Simon Winchester was born in North London, England, in 1944, and grew up there. After receiving an undergraduate degree in geology from Oxford University in 1963, he worked as a field geologist in Africa for a Canadian mining company before switching careers in 1967 and becoming a journalist for The Guardian and a frequent commentator on, and contributor to, BBC radio.
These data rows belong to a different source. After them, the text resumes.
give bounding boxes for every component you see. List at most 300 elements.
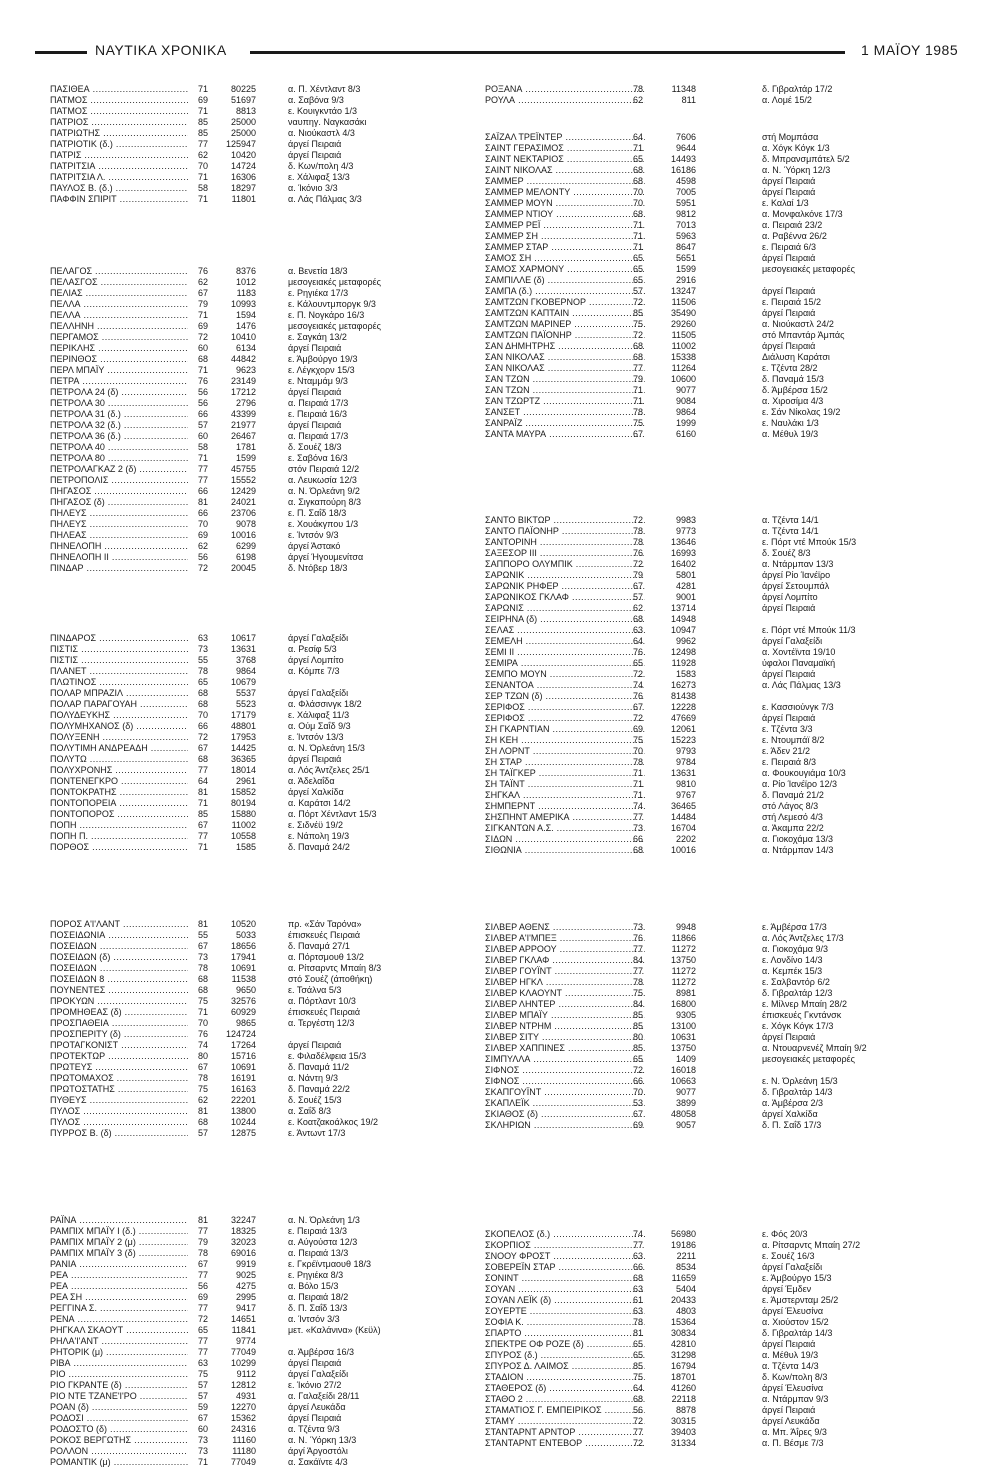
ship-position: α. Νιούκαστλ 4/3 [288, 128, 355, 138]
ship-row [470, 526, 940, 537]
ship-name: ΣΚΑΠΛΕΪΚ ..... [485, 1098, 645, 1109]
build-year: 63 [197, 633, 208, 643]
build-year: 70 [197, 519, 208, 529]
build-year: 85 [632, 1043, 643, 1053]
ship-name: ΣΗΣΠΗΝΤ ΑΜΕΡΙΚΑ ..... [485, 812, 645, 823]
build-year: 68 [632, 352, 643, 362]
build-year: 74 [632, 801, 643, 811]
ship-position: ε. Π. Νογκάρο 16/3 [288, 310, 365, 320]
tonnage: 9650 [235, 985, 256, 995]
ship-position: α. Τζέντα 9/3 [288, 1424, 340, 1434]
build-year: 71 [632, 143, 643, 153]
ship-position: ε. Άμβέρσα 17/3 [762, 922, 827, 932]
ship-name: ΠΡΟΜΗΘΕΑΣ (δ) ..... [50, 1007, 188, 1018]
ship-list-block [470, 922, 940, 1131]
ship-name: ΣΕΙΡΗΝΑ (δ) ..... [485, 614, 645, 625]
build-year: 75 [632, 319, 643, 329]
tonnage: 6160 [675, 429, 696, 439]
tonnage: 32247 [230, 1215, 256, 1225]
tonnage: 13100 [670, 1021, 696, 1031]
ship-row [50, 798, 455, 809]
ship-position: α. Τεργέστη 12/3 [288, 1018, 355, 1028]
ship-position: δ. Παναμά 11/2 [288, 1062, 350, 1072]
ship-position: α. Πόρτλαντ 10/3 [288, 996, 356, 1006]
build-year: 72 [632, 1438, 643, 1448]
build-year: 73 [197, 644, 208, 654]
ship-name: ΡΗΓΚΑΛ ΣΚΑΟΥΤ ..... [50, 1325, 188, 1336]
tonnage: 14651 [230, 1314, 256, 1324]
ship-position: δ. Σουέζ 15/3 [288, 1095, 342, 1105]
ship-position: ε. Π. Σαΐδ 18/3 [288, 508, 347, 518]
ship-position: α. Ντάρμπαν 14/3 [762, 845, 834, 855]
ship-position: στή Λεμεσό 4/3 [762, 812, 823, 822]
ship-position: α. Ντάρμπαν 9/3 [762, 1394, 829, 1404]
build-year: 84 [632, 955, 643, 965]
ship-row [50, 1369, 455, 1380]
ship-row [470, 537, 940, 548]
ship-row [470, 84, 940, 95]
ship-name: ΠΟΛΥΔΕΥΚΗΣ ..... [50, 710, 188, 721]
ship-name: ΣΑΝ ΝΙΚΟΛΑΣ ..... [485, 352, 645, 363]
ship-row [50, 1314, 455, 1325]
tonnage: 14493 [670, 154, 696, 164]
ship-position: ε. Ίντσόν 13/3 [288, 732, 344, 742]
ship-row [50, 563, 455, 574]
ship-row [50, 1007, 455, 1018]
build-year: 65 [632, 1054, 643, 1064]
build-year: 85 [197, 809, 208, 819]
tonnage: 8878 [675, 1405, 696, 1415]
build-year: 61 [632, 1295, 643, 1305]
ship-row [50, 1040, 455, 1051]
ship-row [470, 691, 940, 702]
ship-position: ε. Σάν Νίκολας 19/2 [762, 407, 841, 417]
ship-row [470, 1427, 940, 1438]
tonnage: 45755 [230, 464, 256, 474]
ship-name: ΡΑΝΙΑ ..... [50, 1259, 188, 1270]
ship-name: ΣΙΛΒΕΡ ΚΛΑΟΥΝΤ ..... [485, 988, 645, 999]
tonnage: 10947 [670, 625, 696, 635]
ship-name: ΣΤΑΝΤΑΡΝΤ ΑΡΝΤΟΡ ..... [485, 1427, 645, 1438]
ship-position: α. Σαβόνα 9/3 [288, 95, 344, 105]
tonnage: 16306 [230, 172, 256, 182]
ship-row [50, 288, 455, 299]
build-year: 80 [632, 1032, 643, 1042]
build-year: 71 [197, 798, 208, 808]
tonnage: 14724 [230, 161, 256, 171]
ship-position: ε. Χάλιφαξ 11/3 [288, 710, 350, 720]
ship-row [470, 1065, 940, 1076]
ship-name: ΠΑΥΛΟΣ Β. (δ.) ..... [50, 183, 188, 194]
tonnage: 9078 [235, 519, 256, 529]
ship-name: ΡΟΜΑΝΤΙΚ (μ) ..... [50, 1457, 188, 1468]
tonnage: 26467 [230, 431, 256, 441]
build-year: 71 [632, 220, 643, 230]
ship-row [50, 952, 455, 963]
ship-name: ΣΕΡΙΦΟΣ ..... [485, 702, 645, 713]
ship-position: άργεί Πειραιά [288, 754, 342, 764]
ship-position: ύφαλοι Παναμαϊκή [762, 658, 836, 668]
tonnage: 30834 [670, 1328, 696, 1338]
tonnage: 6198 [235, 552, 256, 562]
build-year: 68 [632, 176, 643, 186]
tonnage: 30315 [670, 1416, 696, 1426]
build-year: 65 [197, 677, 208, 687]
ship-position: α. Ίντσόν 3/3 [288, 1314, 340, 1324]
ship-name: ΠΑΤΡΙΟΣ ..... [50, 117, 188, 128]
ship-name: ΣΤΑΔΙΟΝ ..... [485, 1372, 645, 1383]
ship-row [470, 966, 940, 977]
ship-position: α. Χιούστον 15/2 [762, 1317, 829, 1327]
ship-row [50, 721, 455, 732]
ship-position: άργεί Γαλαξείδι [762, 636, 823, 646]
tonnage: 51697 [230, 95, 256, 105]
build-year: 77 [197, 464, 208, 474]
ship-row [470, 988, 940, 999]
ship-row [50, 332, 455, 343]
build-year: 58 [197, 183, 208, 193]
ship-row [470, 1416, 940, 1427]
ship-name: ΠΕΤΡΟΛΑ 36 (δ.) ..... [50, 431, 188, 442]
build-year: 62 [632, 95, 643, 105]
tonnage: 19186 [670, 1240, 696, 1250]
tonnage: 11538 [231, 974, 256, 984]
ship-name: ΣΑΝ ΔΗΜΗΤΡΗΣ ..... [485, 341, 645, 352]
tonnage: 9864 [675, 407, 696, 417]
ship-row [470, 1295, 940, 1306]
ship-name: ΡΟΔΟΣΙ ..... [50, 1413, 188, 1424]
ship-name: ΡΟΑΝ (δ) ..... [50, 1402, 188, 1413]
ship-row [470, 636, 940, 647]
ship-name: ΣΑΝΣΕΤ ..... [485, 407, 645, 418]
ship-position: δ. Γιβραλτάρ 14/3 [762, 1328, 833, 1338]
tonnage: 11160 [232, 1435, 256, 1445]
ship-name: ΠΟΠΗ Π. ..... [50, 831, 188, 842]
build-year: 59 [197, 1402, 208, 1412]
build-year: 78 [197, 1073, 208, 1083]
ship-name: ΠΑΤΡΙΤΣΙΑ Λ. ..... [50, 172, 188, 183]
ship-row [470, 581, 940, 592]
ship-position: α. Ραβέννα 26/2 [762, 231, 827, 241]
tonnage: 18656 [230, 941, 256, 951]
ship-name: ΠΕΡΓΑΜΟΣ ..... [50, 332, 188, 343]
ship-row [50, 1270, 455, 1281]
ship-position: άργεί Έλευσίνα [762, 1383, 824, 1393]
ship-position: δ. Σουέζ 18/3 [288, 442, 342, 452]
ship-position: άργεί Χαλκίδα [762, 1109, 818, 1119]
tonnage: 12875 [230, 1128, 256, 1138]
tonnage: 15880 [230, 809, 256, 819]
tonnage: 5033 [235, 930, 256, 940]
ship-position: α. Τζέντα 14/1 [762, 526, 819, 536]
ship-name: ΣΗ ΤΑΪΝΤ ..... [485, 779, 645, 790]
ship-name: ΣΑΞΕΣΟΡ ΙΙΙ ..... [485, 548, 645, 559]
ship-row [470, 385, 940, 396]
ship-name: ΣΕΡΙΦΟΣ ..... [485, 713, 645, 724]
ship-row [470, 187, 940, 198]
ship-row [50, 1259, 455, 1270]
ship-position: α. Μονφαλκόνε 17/3 [762, 209, 843, 219]
ship-row [50, 831, 455, 842]
ship-position: α. Σαΐδ 8/3 [288, 1106, 331, 1116]
ship-row [470, 1076, 940, 1087]
ship-position: ναυπηγ. Ναγκασάκι [288, 117, 367, 127]
build-year: 76 [197, 266, 208, 276]
ship-position: ε. Άμβούργο 15/3 [762, 1273, 832, 1283]
build-year: 67 [197, 941, 208, 951]
build-year: 65 [632, 1350, 643, 1360]
ship-row [470, 264, 940, 275]
ship-row [470, 515, 940, 526]
ship-position: άργεί Πειραιά [288, 150, 342, 160]
ship-row [50, 497, 455, 508]
build-year: 72 [632, 330, 643, 340]
build-year: 78 [632, 757, 643, 767]
tonnage: 9644 [675, 143, 696, 153]
ship-position: δ. Π. Σαΐδ 13/3 [288, 1303, 348, 1313]
ship-name: ΣΟΦΙΑ Κ. ..... [485, 1317, 645, 1328]
tonnage: 5651 [675, 253, 696, 263]
ship-name: ΣΑΜΤΖΩΝ ΜΑΡΙΝΕΡ ..... [485, 319, 645, 330]
tonnage: 10691 [230, 963, 256, 973]
build-year: 77 [632, 1427, 643, 1437]
ship-name: ΠΟΛΥΜΗΧΑΝΟΣ (δ) ..... [50, 721, 188, 732]
ship-row [50, 1106, 455, 1117]
ship-row [470, 955, 940, 966]
tonnage: 77049 [230, 1347, 256, 1357]
ship-row [50, 508, 455, 519]
ship-name: ΣΑΜΜΕΡ ΡΕΪ ..... [485, 220, 645, 231]
build-year: 66 [632, 1076, 643, 1086]
ship-position: άργεί Πειραιά [762, 187, 816, 197]
ship-position: α. Λομέ 15/2 [762, 95, 812, 105]
tonnage: 5801 [675, 570, 696, 580]
header-rule-left [35, 51, 95, 54]
ship-row [470, 977, 940, 988]
ship-name: ΣΑΝΤΟ ΠΑΪΟΝΗΡ ..... [485, 526, 645, 537]
tonnage: 2995 [235, 1292, 256, 1302]
tonnage: 18325 [230, 1226, 256, 1236]
tonnage: 31334 [670, 1438, 696, 1448]
build-year: 76 [632, 933, 643, 943]
ship-row [50, 820, 455, 831]
ship-row [50, 541, 455, 552]
ship-name: ΠΙΝΔΑΡΟΣ ..... [50, 633, 188, 644]
tonnage: 43399 [230, 409, 256, 419]
build-year: 68 [197, 699, 208, 709]
ship-name: ΠΡΟΤΕΚΤΩΡ ..... [50, 1051, 188, 1062]
ship-row [50, 95, 455, 106]
tonnage: 39403 [670, 1427, 696, 1437]
ship-name: ΣΑΝ ΤΖΩΝ ..... [485, 374, 645, 385]
tonnage: 25000 [230, 128, 256, 138]
ship-name: ΠΛΩΤΙΝΟΣ ..... [50, 677, 188, 688]
tonnage: 69016 [230, 1248, 256, 1258]
build-year: 79 [197, 299, 208, 309]
ship-list-block [470, 84, 940, 106]
ship-row [50, 974, 455, 985]
tonnage: 9864 [235, 666, 256, 676]
ship-row [50, 1424, 455, 1435]
build-year: 73 [632, 823, 643, 833]
ship-row [50, 376, 455, 387]
build-year: 77 [632, 1240, 643, 1250]
build-year: 69 [197, 1292, 208, 1302]
tonnage: 11659 [671, 1273, 696, 1283]
ship-position: α. Λός Άντζελες 25/1 [288, 765, 370, 775]
ship-position: ε. Σιδνέϋ 19/2 [288, 820, 344, 830]
tonnage: 18701 [670, 1372, 696, 1382]
ship-name: ΠΕΡΙΝΘΟΣ ..... [50, 354, 188, 365]
ship-name: ΣΠΥΡΟΣ (δ.) ..... [485, 1350, 645, 1361]
tonnage: 44842 [230, 354, 256, 364]
build-year: 77 [632, 363, 643, 373]
ship-name: ΣΚΟΡΠΙΟΣ ..... [485, 1240, 645, 1251]
ship-position: α. Πειραιά 17/3 [288, 431, 349, 441]
ship-row [470, 1339, 940, 1350]
ship-name: ΣΑΜΜΕΡ ΣΤΑΡ ..... [485, 242, 645, 253]
build-year: 73 [197, 952, 208, 962]
ship-name: ΣΙΓΚΑΝΤΩΝ Α.Σ. ..... [485, 823, 645, 834]
build-year: 75 [197, 996, 208, 1006]
tonnage: 16704 [670, 823, 696, 833]
ship-position: ε. Τσάλνα 5/3 [288, 985, 342, 995]
ship-row [470, 1032, 940, 1043]
tonnage: 12429 [230, 486, 256, 496]
ship-name: ΣΑΜΤΖΩΝ ΓΚΟΒΕΡΝΟΡ ..... [485, 297, 645, 308]
ship-name: ΠΕΤΡΟΛΑ 32 (δ.) ..... [50, 420, 188, 431]
ship-position: ε. Σουέζ 16/3 [762, 1251, 815, 1261]
ship-row [470, 176, 940, 187]
build-year: 66 [632, 834, 643, 844]
tonnage: 9305 [675, 1010, 696, 1020]
ship-position: α. Τζέντα 14/3 [762, 1361, 819, 1371]
ship-name: ΠΟΡΘΟΣ ..... [50, 842, 188, 853]
ship-position: α. Φουκουγιάμα 10/3 [762, 768, 846, 778]
build-year: 71 [197, 310, 208, 320]
ship-row [470, 286, 940, 297]
ship-name: ΣΕΜΙ ΙΙ ..... [485, 647, 645, 658]
ship-position: άργεί Σετουμπάλ [762, 581, 830, 591]
ship-name: ΠΟΛΑΡ ΠΑΡΑΓΟΥΑΗ ..... [50, 699, 188, 710]
ship-name: ΣΙΦΝΟΣ ..... [485, 1076, 645, 1087]
ship-name: ΠΑΣΙΘΕΑ ..... [50, 84, 188, 95]
ship-row [50, 420, 455, 431]
ship-name: ΣΕΝΑΝΤΟΑ ..... [485, 680, 645, 691]
tonnage: 9417 [235, 1303, 256, 1313]
ship-name: ΠΕΤΡΟΛΑ 40 ..... [50, 442, 188, 453]
build-year: 71 [632, 768, 643, 778]
ship-position: ε. Σαλβαντόρ 6/2 [762, 977, 830, 987]
tonnage: 47669 [670, 713, 696, 723]
ship-name: ΣΙΛΒΕΡ ΜΠΑΪΥ ..... [485, 1010, 645, 1021]
ship-position: άργεί Ήγουμενίτσα [288, 552, 364, 562]
ship-name: ΠΟΡΟΣ Α'Ι'ΛΑΝΤ ..... [50, 919, 188, 930]
ship-position: στό Σουέζ (άποθήκη) [288, 974, 373, 984]
ship-name: ΣΕΡ ΤΖΩΝ (δ) ..... [485, 691, 645, 702]
ship-row [50, 139, 455, 150]
ship-row [50, 842, 455, 853]
ship-row [50, 776, 455, 787]
build-year: 67 [632, 429, 643, 439]
ship-position: δ. Γιβραλτάρ 14/3 [762, 1087, 833, 1097]
ship-row [50, 1029, 455, 1040]
ship-row [470, 1438, 940, 1449]
ship-position: άργεί Πειραιά [288, 343, 342, 353]
ship-row [470, 352, 940, 363]
ship-position: α. Λάς Πάλμας 13/3 [762, 680, 841, 690]
ship-name: ΣΗΓΚΑΛ ..... [485, 790, 645, 801]
tonnage: 9919 [235, 1259, 256, 1269]
ship-row [470, 1350, 940, 1361]
tonnage: 9767 [675, 790, 696, 800]
ship-position: ε. Χόγκ Κόγκ 17/3 [762, 1021, 834, 1031]
build-year: 78 [632, 526, 643, 536]
ship-name: ΣΙΛΒΕΡ ΑΘΕΝΣ ..... [485, 922, 645, 933]
ship-row [470, 724, 940, 735]
build-year: 75 [632, 988, 643, 998]
ship-name: ΠΟΣΕΙΔΩΝ ..... [50, 941, 188, 952]
ship-row [50, 1391, 455, 1402]
build-year: 69 [197, 321, 208, 331]
build-year: 71 [632, 231, 643, 241]
build-year: 78 [632, 1317, 643, 1327]
ship-position: άργεί Λομπίτο [762, 592, 818, 602]
ship-row [470, 1361, 940, 1372]
build-year: 72 [197, 1314, 208, 1324]
ship-name: ΡΕΑ ..... [50, 1270, 188, 1281]
build-year: 77 [197, 475, 208, 485]
build-year: 72 [632, 297, 643, 307]
ship-position: στή Μομπάσα [762, 132, 819, 142]
ship-position: μετ. «Καλάνινα» (Κεϋλ) [288, 1325, 381, 1335]
build-year: 76 [632, 548, 643, 558]
ship-name: ΠΕΤΡΟΛΑΓΚΑΖ 2 (δ) ..... [50, 464, 188, 475]
build-year: 62 [197, 277, 208, 287]
ship-row [50, 1215, 455, 1226]
tonnage: 13750 [670, 1043, 696, 1053]
ship-row [50, 1073, 455, 1084]
ship-name: ΣΟΥΑΝ ΛΕΪΚ (δ) ..... [485, 1295, 645, 1306]
tonnage: 10244 [230, 1117, 256, 1127]
ship-row [470, 1394, 940, 1405]
tonnage: 11505 [671, 330, 696, 340]
ship-row [470, 1109, 940, 1120]
tonnage: 11180 [232, 1446, 256, 1456]
ship-position: α. Ούμ Σαΐδ 9/3 [288, 721, 351, 731]
ship-row [470, 308, 940, 319]
build-year: 67 [197, 1413, 208, 1423]
ship-row [50, 1095, 455, 1106]
tonnage: 56980 [670, 1229, 696, 1239]
tonnage: 21977 [230, 420, 256, 430]
build-year: 78 [632, 977, 643, 987]
ship-position: α. Ρίο Ίανέϊρο 12/3 [762, 779, 838, 789]
ship-name: ΣΙΛΒΕΡ ΓΚΛΑΦ ..... [485, 955, 645, 966]
tonnage: 29260 [670, 319, 696, 329]
build-year: 85 [632, 1010, 643, 1020]
build-year: 77 [197, 1270, 208, 1280]
ship-row [470, 242, 940, 253]
build-year: 76 [632, 647, 643, 657]
build-year: 70 [632, 1087, 643, 1097]
ship-position: ε. Τζέντα 3/3 [762, 724, 813, 734]
build-year: 75 [632, 418, 643, 428]
ship-position: α. Καράτσι 14/2 [288, 798, 351, 808]
build-year: 77 [197, 831, 208, 841]
ship-position: ε. Άμστερνταμ 25/2 [762, 1295, 839, 1305]
ship-name: ΣΑΙΝΤ ΝΙΚΟΛΑΣ ..... [485, 165, 645, 176]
Over the years, Winchester has written for Smithsonian, National Geographic, and Conde Nast Traveler magazines, and he is the author of more than twenty best-selling books, including The Professor and the Madman: Tale of Murder, Insanity, and the Making of the Oxford English Dictionary (Harper Perennial, 1999), The Map that Changed the World: William Smith and the Birth of Modern Geology (Harper Perennial, 2001), Krakatoa: The Day the World Exploded: August 27, 1883 (Harper Perennial, 2003), A Crack in the Edge of the World: America and the Great California Earthquake of 1906 (Harper Perennial, 2005), Atlantic: Great Sea Battles, Heroic Discoveries, Titanic Storms, and a Vast Ocean of a Million Stories (Harper Perennial, 2010), The Men Who United the States: America’s Explorers, Inventors, Eccentrics, and Mavericks and the Creation of One Nation, Indivisible (HarperCollins, 2013), Pacific: Silicon Chips and Surfboards, Coral Reefs and Atom Bombs, Brutal Dictators, Fading Empires, and the Coming Collision of the World’s Superpowers (HarperCollins, 2015), and The Perfectionists: How Precision Engineers Created the Modern World (HarperCollins, 2018). In 2006, Winchester was appointed an Officer of the Order of the British Empire by Queen Elizabeth II for “services to journalism and literature,” and, on July 4, 2011, he became a naturalized U.S. Citizen on board the U.S.S. Constitution. He divides his time between New York City and a small farm in the Berkshires of western Massachusetts. His Website is www.simonwinchester.com.